Butterfly Fold pose

Butterfly Fold (Purna Titli Asana)

The Butterfly Fold is a yoga pose that stretches the entire front of the body.

It increases mobility, digestion and breathing in the chest and abdomen. It is a very good counterpose for those who tend to be stiff in the shoulders or neck region. 

Butterfly Pose is Baddha Konasana in Sanskrit and Bound Angle Pose or Cobbler's Pose. It provides a tremendous stretch for the hips and inner thighs, but you can progress to Folded Butterfly if you want to go even deeper. 
What is a butterfly fold in yoga?

Folded Butterfly Pose stretches the lower back and groin more deeply, releasing tension in the neck and shoulders, engaging the pelvic floor muscles, and calming the mind. It’s a great hip opener, and it may also be beneficial for pregnant ladies or relieve menstrual discomfort.

This pose stimulates the Root and Sacral chakras, making it an excellent addition to yoga sequences that focus on these energy centres.

Level of Difficulty 

Intermediate

Muscles Worked:

  • Hip flexors and groin muscles (the iliopsoas)
  • Abdominal muscles
  • Low back extensors and inner thigh muscles (most of the quadriceps femoris, the adductor Magnus, the adductor longus, pectineus, gracilis, brevis)
  • Inner thigh adductors (pectinius, medial and lateral) 
  • Outer thigh abductors (tensor fasciae latae and gluteus med.

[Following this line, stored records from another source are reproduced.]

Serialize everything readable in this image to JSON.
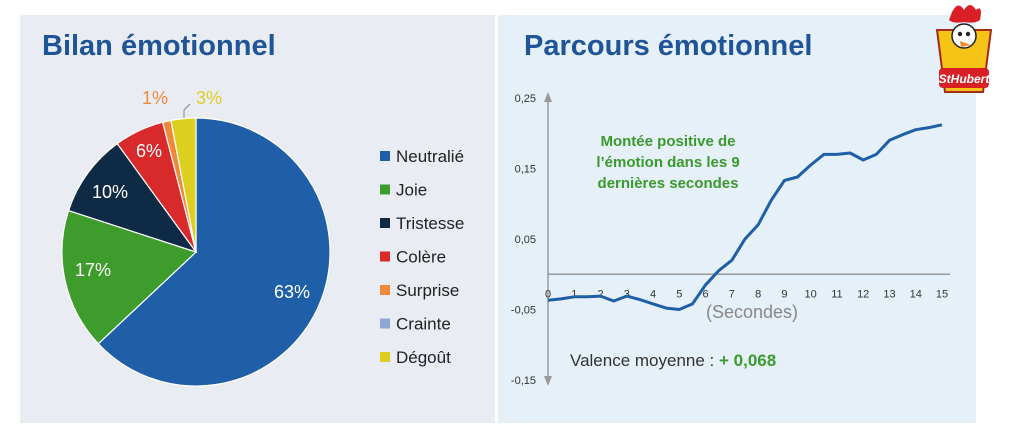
{
  "pie": {
    "title": "Bilan émotionnel",
    "colors": {
      "Neutralié": "#1f5fa8",
      "Joie": "#3e9c2c",
      "Tristesse": "#0f2a44",
      "Colère": "#d82a2a",
      "Surprise": "#f08a3a",
      "Crainte": "#8fa7d4",
      "Dégoût": "#ddcf1f"
    }
  },
  "line": {
    "title": "Parcours émotionnel",
    "annotation": [
      "Montée positive de",
      "l’émotion dans les 9",
      "dernières secondes"
    ],
    "valence_label": "Valence moyenne : ",
    "valence_value": "+ 0,068",
    "line_color": "#1f5fa8",
    "annotation_color": "#3a9a2c"
  },
  "logo": {
    "text": "StHubert",
    "colors": {
      "background": "#f6c417",
      "accent": "#d81f26"
    }
  },
  "chart_data": [
    {
      "type": "pie",
      "title": "Bilan émotionnel",
      "legend_position": "right",
      "categories": [
        "Neutralié",
        "Joie",
        "Tristesse",
        "Colère",
        "Surprise",
        "Crainte",
        "Dégoût"
      ],
      "values": [
        63,
        17,
        10,
        6,
        1,
        0,
        3
      ],
      "data_labels": [
        "63%",
        "17%",
        "10%",
        "6%",
        "1%",
        "",
        "3%"
      ]
    },
    {
      "type": "line",
      "title": "Parcours émotionnel",
      "xlabel": "(Secondes)",
      "ylabel": "",
      "xlim": [
        0,
        15
      ],
      "ylim": [
        -0.15,
        0.25
      ],
      "x_ticks": [
        0,
        1,
        2,
        3,
        4,
        5,
        6,
        7,
        8,
        9,
        10,
        11,
        12,
        13,
        14,
        15
      ],
      "x_tick_labels": [
        "0",
        "1",
        "2",
        "3",
        "4",
        "5",
        "6",
        "7",
        "8",
        "9",
        "10",
        "11",
        "12",
        "13",
        "14",
        "15"
      ],
      "y_ticks": [
        0.25,
        0.15,
        0.05,
        -0.05,
        -0.15
      ],
      "y_tick_labels": [
        "0,25",
        "0,15",
        "0,05",
        "-0,05",
        "-0,15"
      ],
      "grid": false,
      "series": [
        {
          "x": [
            0,
            0.5,
            1,
            1.5,
            2,
            2.5,
            3,
            3.5,
            4,
            4.5,
            5,
            5.5,
            6,
            6.5,
            7,
            7.5,
            8,
            8.5,
            9,
            9.5,
            10,
            10.5,
            11,
            11.5,
            12,
            12.5,
            13,
            13.5,
            14,
            14.5,
            15
          ],
          "y": [
            -0.037,
            -0.035,
            -0.032,
            -0.032,
            -0.031,
            -0.038,
            -0.031,
            -0.036,
            -0.042,
            -0.048,
            -0.05,
            -0.042,
            -0.015,
            0.005,
            0.02,
            0.05,
            0.07,
            0.105,
            0.133,
            0.138,
            0.155,
            0.17,
            0.17,
            0.172,
            0.162,
            0.17,
            0.19,
            0.198,
            0.205,
            0.208,
            0.212
          ]
        }
      ]
    }
  ]
}
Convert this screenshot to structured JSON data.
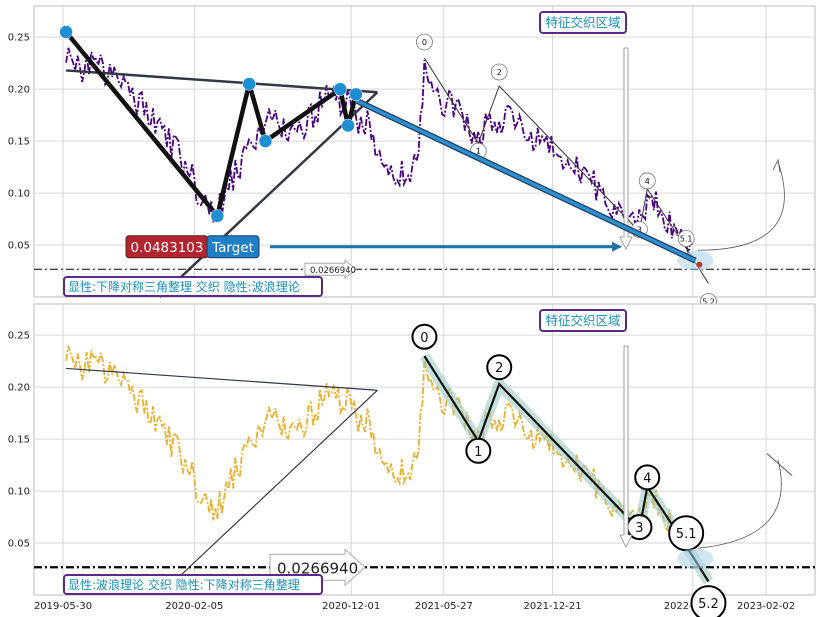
{
  "chart_data": [
    {
      "type": "line",
      "panel": "top",
      "x_ticks": [
        "2019-05-30",
        "2020-02-05",
        "2020-12-01",
        "2021-05-27",
        "2021-12-21",
        "2022-09-15",
        "2023-02-02"
      ],
      "y_ticks": [
        "0.05",
        "0.10",
        "0.15",
        "0.20",
        "0.25"
      ],
      "ylim": [
        0.0,
        0.28
      ],
      "line_color": "#4b0082",
      "price_series": [
        [
          "2019-06-05",
          0.235
        ],
        [
          "2019-07-01",
          0.22
        ],
        [
          "2019-08-01",
          0.225
        ],
        [
          "2019-09-01",
          0.21
        ],
        [
          "2019-10-01",
          0.2
        ],
        [
          "2019-11-01",
          0.18
        ],
        [
          "2019-12-01",
          0.16
        ],
        [
          "2020-01-01",
          0.14
        ],
        [
          "2020-02-01",
          0.115
        ],
        [
          "2020-03-01",
          0.085
        ],
        [
          "2020-03-20",
          0.08
        ],
        [
          "2020-04-15",
          0.11
        ],
        [
          "2020-05-15",
          0.14
        ],
        [
          "2020-06-10",
          0.155
        ],
        [
          "2020-07-01",
          0.175
        ],
        [
          "2020-07-25",
          0.16
        ],
        [
          "2020-08-15",
          0.15
        ],
        [
          "2020-09-15",
          0.175
        ],
        [
          "2020-10-15",
          0.19
        ],
        [
          "2020-11-15",
          0.19
        ],
        [
          "2020-12-15",
          0.17
        ],
        [
          "2021-01-05",
          0.165
        ],
        [
          "2021-01-20",
          0.13
        ],
        [
          "2021-02-15",
          0.115
        ],
        [
          "2021-03-20",
          0.12
        ],
        [
          "2021-04-05",
          0.13
        ],
        [
          "2021-04-20",
          0.215
        ],
        [
          "2021-05-15",
          0.195
        ],
        [
          "2021-06-15",
          0.18
        ],
        [
          "2021-07-15",
          0.165
        ],
        [
          "2021-08-01",
          0.155
        ],
        [
          "2021-09-01",
          0.17
        ],
        [
          "2021-10-01",
          0.17
        ],
        [
          "2021-11-01",
          0.16
        ],
        [
          "2021-12-01",
          0.15
        ],
        [
          "2022-01-01",
          0.135
        ],
        [
          "2022-02-01",
          0.125
        ],
        [
          "2022-03-01",
          0.11
        ],
        [
          "2022-04-01",
          0.1
        ],
        [
          "2022-05-01",
          0.08
        ],
        [
          "2022-06-01",
          0.07
        ],
        [
          "2022-06-20",
          0.09
        ],
        [
          "2022-07-15",
          0.085
        ],
        [
          "2022-08-15",
          0.065
        ],
        [
          "2022-09-15",
          0.05
        ]
      ],
      "pivot_points": [
        [
          "2019-06-05",
          0.255
        ],
        [
          "2020-03-20",
          0.078
        ],
        [
          "2020-05-20",
          0.205
        ],
        [
          "2020-06-20",
          0.15
        ],
        [
          "2020-11-10",
          0.2
        ],
        [
          "2020-11-25",
          0.165
        ],
        [
          "2020-12-10",
          0.195
        ]
      ],
      "pivot_color": "#1f8fd4",
      "triangle": {
        "upper": [
          [
            "2019-06-05",
            0.218
          ],
          [
            "2021-01-20",
            0.197
          ]
        ],
        "lower": [
          [
            "2019-12-01",
            0.0
          ],
          [
            "2021-01-20",
            0.197
          ]
        ]
      },
      "wave_labels": [
        {
          "label": "0",
          "x": "2021-04-20",
          "y": 0.23
        },
        {
          "label": "1",
          "x": "2021-08-01",
          "y": 0.148
        },
        {
          "label": "2",
          "x": "2021-09-10",
          "y": 0.203
        },
        {
          "label": "3",
          "x": "2022-06-05",
          "y": 0.063
        },
        {
          "label": "4",
          "x": "2022-06-20",
          "y": 0.104
        },
        {
          "label": "5.1",
          "x": "2022-09-10",
          "y": 0.041
        },
        {
          "label": "5.2",
          "x": "2022-10-15",
          "y": 0.013
        }
      ],
      "target_value": "0.0483103",
      "target_label": "Target",
      "hline_value": "0.0266940",
      "region_label": "特征交织区域",
      "caption": "显性:下降对称三角整理 交织 隐性:波浪理论"
    },
    {
      "type": "line",
      "panel": "bottom",
      "x_ticks": [
        "2019-05-30",
        "2020-02-05",
        "2020-12-01",
        "2021-05-27",
        "2021-12-21",
        "2022-09-15",
        "2023-02-02"
      ],
      "y_ticks": [
        "0.05",
        "0.10",
        "0.15",
        "0.20",
        "0.25"
      ],
      "ylim": [
        0.0,
        0.28
      ],
      "line_color": "#e8b030",
      "wave_labels": [
        {
          "label": "0",
          "x": "2021-04-20",
          "y": 0.23
        },
        {
          "label": "1",
          "x": "2021-08-01",
          "y": 0.148
        },
        {
          "label": "2",
          "x": "2021-09-10",
          "y": 0.203
        },
        {
          "label": "3",
          "x": "2022-06-05",
          "y": 0.063
        },
        {
          "label": "4",
          "x": "2022-06-20",
          "y": 0.104
        },
        {
          "label": "5.1",
          "x": "2022-09-10",
          "y": 0.041
        },
        {
          "label": "5.2",
          "x": "2022-10-15",
          "y": 0.013
        }
      ],
      "hline_value": "0.0266940",
      "region_label": "特征交织区域",
      "caption": "显性:波浪理论 交织 隐性:下降对称三角整理"
    }
  ]
}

How to do the folded butterfly pose:

  • Bring the soles of your feet together in a diamond shape and relax your knees down towards the mat from a seated position.
  • Inhale profoundly and rise. Then, Exhale, fold forward and allow your upper body—arms, neck, and head to relax completely.
  • For 2–5 minutes, stay in Folded Butterfly pose, breathing in and out through your nose.
  • Take a deep breath in and exhale slowly. Then, exhale and slowly rise back up. Bounce with your legs out in front of you.

Tips

  • To make the folding forward process easier, sit on a folded blanket or a pillow.
  • If the sensation in your thighs or groin is too powerful, you can use blocks to support your knees/thighs.
  • If the intensity of this pose is too much for you, try a Reclined Butterfly variant.

Precautions

  • Avoid this pose if you have problems with your knees, hips, or groin.
  • If it is too hard on the knees to sit cross-legged, sit in a chair and fold forward.
  • Be cautious if you have lower back problems.

Benefits

  • The spine, inner thighs, and hamstrings are stretched, which is a great stretch- This stretch helps relieve stress in the body and get rid of tension and even insomnia.
  • Hip mobility is improved – this helps improve functional movement patterns, and athletes can also use this pose for improved performance.
  • Menstrual cramps can be relieved using this supplement- it can help relieve pain and reduce swelling in the lower abdomen caused by changes in the body during menstruation.
  • Kidneys, ovaries, adrenal, and prostate glands are all stimulated – this helps improve these organs and boost the immune system.
  • Improves digestion – it can help relieve constipation, and if you are suffering from IBS, this can help a great deal in relieving the symptoms.
  • Improves flexibility and balance – it can help to improve both physical and mental balance. It also helps to improve your coordination and keeps your mind calm.
  • Relieves stress – if you are suffering from anxiety or stress, this can help to alleviate the symptoms significantly.

Conclusion:

So, come on, those suffering from any of the above conditions, it’s time to look for a solution. You can try out this great folded butterfly pose as a solution for your problems. Just give it a try, and you’ll be happy that you did so.